Fontanelle, Bernard le Bovier de (1657–1757)
Bernard Fontanelle was a French man of letters and satirist who enthusiastically endorsed the atomistic philosophy of Descartes and used it to argue for the ubiquity of life throughout the solar system and the existence of inhabited planets around other stars. He was a central figure in promoting pluralism in the late eighteenth century, not because of any great scientific reputation he had, but because of his literary style, which was both accessible to the lay-person, elegant and compelling. Voltaire considered him "the most universal genius that the age of Louis XIV has produced" and he could reasonably be called the first successful science popularizer. Like many who followed him, he discovered that extravagant claims about extraterrestrial life sold well. His Entretiens sur la pluralité des mondes (Conversations on the Plurality of Worlds), first published in 1686, was eventually translated into every major European language and influenced the thinking of generations to come. Its message unfolds in the form of witty after-dinner conversations between the author and a fictitious marchioness, in the gardens of her chateau. Of the inhabitants of Saturn, the author declares in typically expansive style that:
[T]hey live miserably ... the sun seems to them but a little pale star, whose light and heat cannot but be very weak at so great a distance. They say Greenland is a perfect bagnio, in comparison of this planet ...
Yet such descriptions are tongue-in-cheek and Fontanelle has his marchioness point out the dangers of drawing conclusions in a scientific vacuum:
You know all is very well without knowing how it is so; which is a great deal of ignorance, founded upon a very little knowledge.
Beyond the florid passages which attracted such a wide readership and helped Entretiens become the first astronomical best-seller, Fontanelle makes serious philosophical points. His support for pluralism, for example, is grounded in five main arguments, not original to him:
 the similarities of the planets to the earth which is inhabited;  the impossibility of imagining any other use for which they were made;  the fecundity and magnificence of nature;  the consideration she seems to show for the needs of their inhabitants as having given moons to planets distant from the sun, and more moons to those more remote; and  that which is very important - all which can be said on one side and nothing on the other....
As for the status of man in the Universe, Fontanelle is ambiguous. On the one hand, he presents a post-Copernican case for the Earth occupying a privileged position in the solar system:
We alone can recognize that we, in a company of fourteen worlds, revolve round the sun.... We alone can establish truths about the motions and properties of the planets. If the Creator had not wished us to do this, he would not have given us such a convenient observatory.
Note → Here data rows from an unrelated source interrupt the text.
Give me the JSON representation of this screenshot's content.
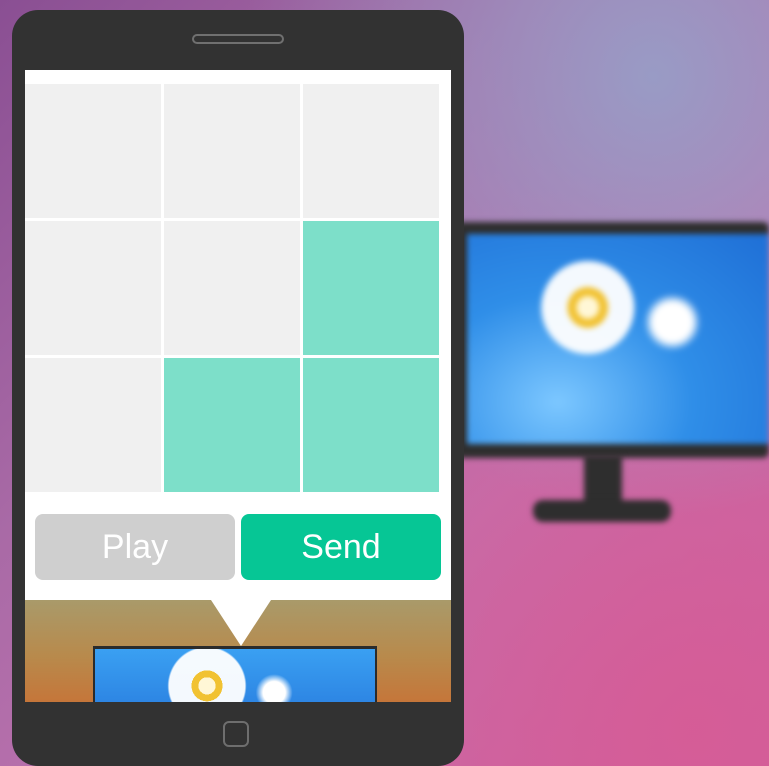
{
  "buttons": {
    "play_label": "Play",
    "send_label": "Send"
  },
  "grid": {
    "rows": 3,
    "cols": 3,
    "cells": [
      [
        false,
        false,
        false
      ],
      [
        false,
        false,
        true
      ],
      [
        false,
        true,
        true
      ]
    ],
    "on_color": "#7ddfc9",
    "off_color": "#f0f0f0"
  },
  "colors": {
    "send_button": "#06c695",
    "play_button": "#cfcfcf"
  },
  "icons": {
    "speaker": "speaker-grille-icon",
    "home": "home-button-icon"
  }
}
But when it comes to the wider cosmos, with its innumerable stars and planets, he argues both for and against anthropocentrism. As the chivalrous scientist he proclaims:
When the Heavens were a little blue Arch, stuck with Stars, methought the Universe was too straight and close ... but now it is enlarg'd ... I begin to breath with more freedom, and think the Universe to be incomparably more magnificent than it was before.
However, his marchioness replies:
You have made the Universe too large ... that I know not where I am ... Is every Star the centre of a Vortex, as big as ours? Is that vast space which comprehends our Sun and Planets, but an inconsiderable part of the Universe? ... I protest it is dreadful.